UN reforms needed for fair, efficient global governance: Experts


 ANTALYA MAR 13, 2022 –

Participants speak during the panel "Revitalising Multilateralism: U.N. and Beyond" at the Antalya Diplomacy Forum, Antalya, Turkey, March 12, 2022. (AA Photo)

Participants speak during the panel “Revitalising Multilateralism: U.N. and Beyond” at the Antalya Diplomacy Forum, Antalya, Turkey, March 12, 2022. (AA Photo)

The global governance system must be reformed for a more efficient, inclusive and fair system to meet the needs of the current world, participants underlined Saturday during a panel in the Antalya Diplomacy Forum.

In the panel called “Revitalising Multilateralism: U.N. and Beyond,” veteran Turkish diplomat Volkan Bozkır, who was the president of the 75th session of the United Nations General Assembly (UNGA), said that the current United Nations system was a product of mid-20th century and does not meet the needs of the 21st century.

“We need tools of the 21st century to respond to the issues of this century,” he said underlining the need for reform.

“For the last 20 years, maybe 30 years, I haven’t heard any success stories from the U.N.’s policy area. We need to solve the problems of the 21st century with the tools of the 21st century. There are some obstacles in the U.N. Security Council (UNSC) regarding this issue. One or two countries can block everything. If you want to restructure the UNSC, it must be decided by the UNSC.”

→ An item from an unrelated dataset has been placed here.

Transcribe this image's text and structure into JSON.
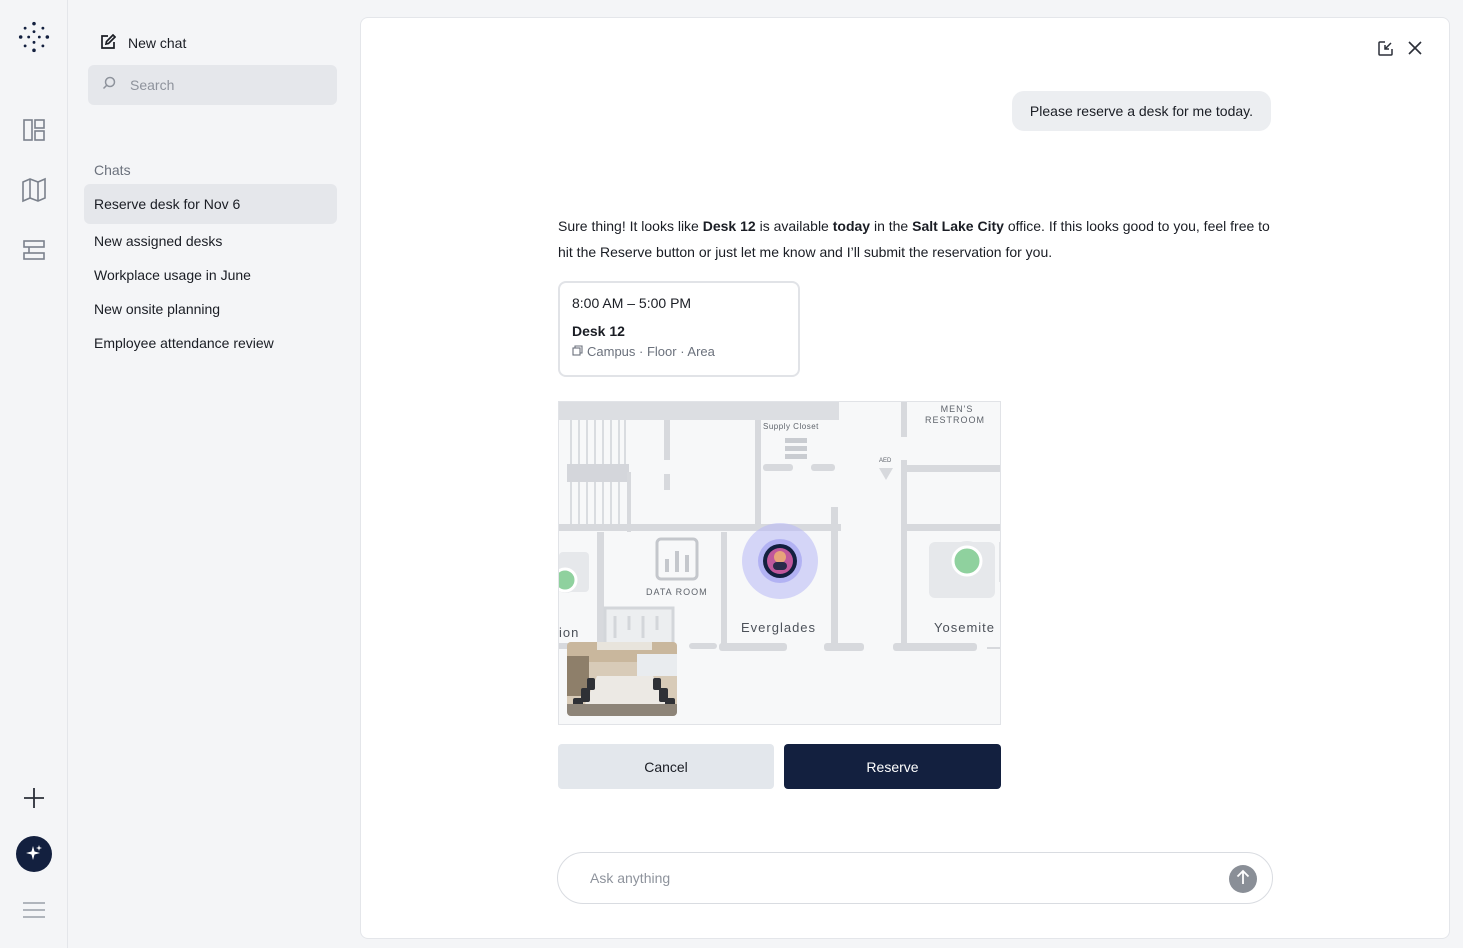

Ayşe Cihan Sultanoğlu, United Nations representative to the Geneva International Discussions (UNRGID), also accepted that a more efficient, inclusive and fair system is needed, but also underlined the importance of the United Nations.

“If there is no United Nations right now, we would have to invent it,” she said.

Naledi Pandor, a South African minister of International Relations and Cooperation, also highlighted that the biggest problem in the international system is inequality and criticized the lack of African countries’ representation.

Pandor said that the U.N. is one of the leading multilateral institutions in the world and that they see the Security Council as an “undemocratic structure” established after World War II.

“Africa is not properly represented at the council. The decisions taken are very inadequate, they are taken only for five countries that are permanent. These countries have undemocratic veto power, they only take decisions according to their own interests instead of global interests. (We) definitely need a reform.”

Expressing that she believes there is an inequality in the attitude of the international community regarding Palestine and Ukraine, Pandor talked about the importance of reforms in the U.N. structure.

Former President of North Macedonia Gjorge Ivanov pointed out that the Security Council was established by the leaders of the countries that won World War II. “At the moment, we know that the U.N. is slowly losing its power in the establishment of peace. The U.N., like every other organization, should be effective in times of crisis. When crises arise, it must find solutions to these crises.”

Turkey in recent years has repeatedly criticized the lack of representation at the U.N., saying that such an unjust system is no longer sustainable.

In order to make the U.N. system active again, the council must be reformed, Ankara has repeatedly highlighted.

The three-day high-level forum in the resort city of Antalya has brought together participants from 75 countries, including 17 heads of state, 80 government ministers and 39 representatives of international organizations.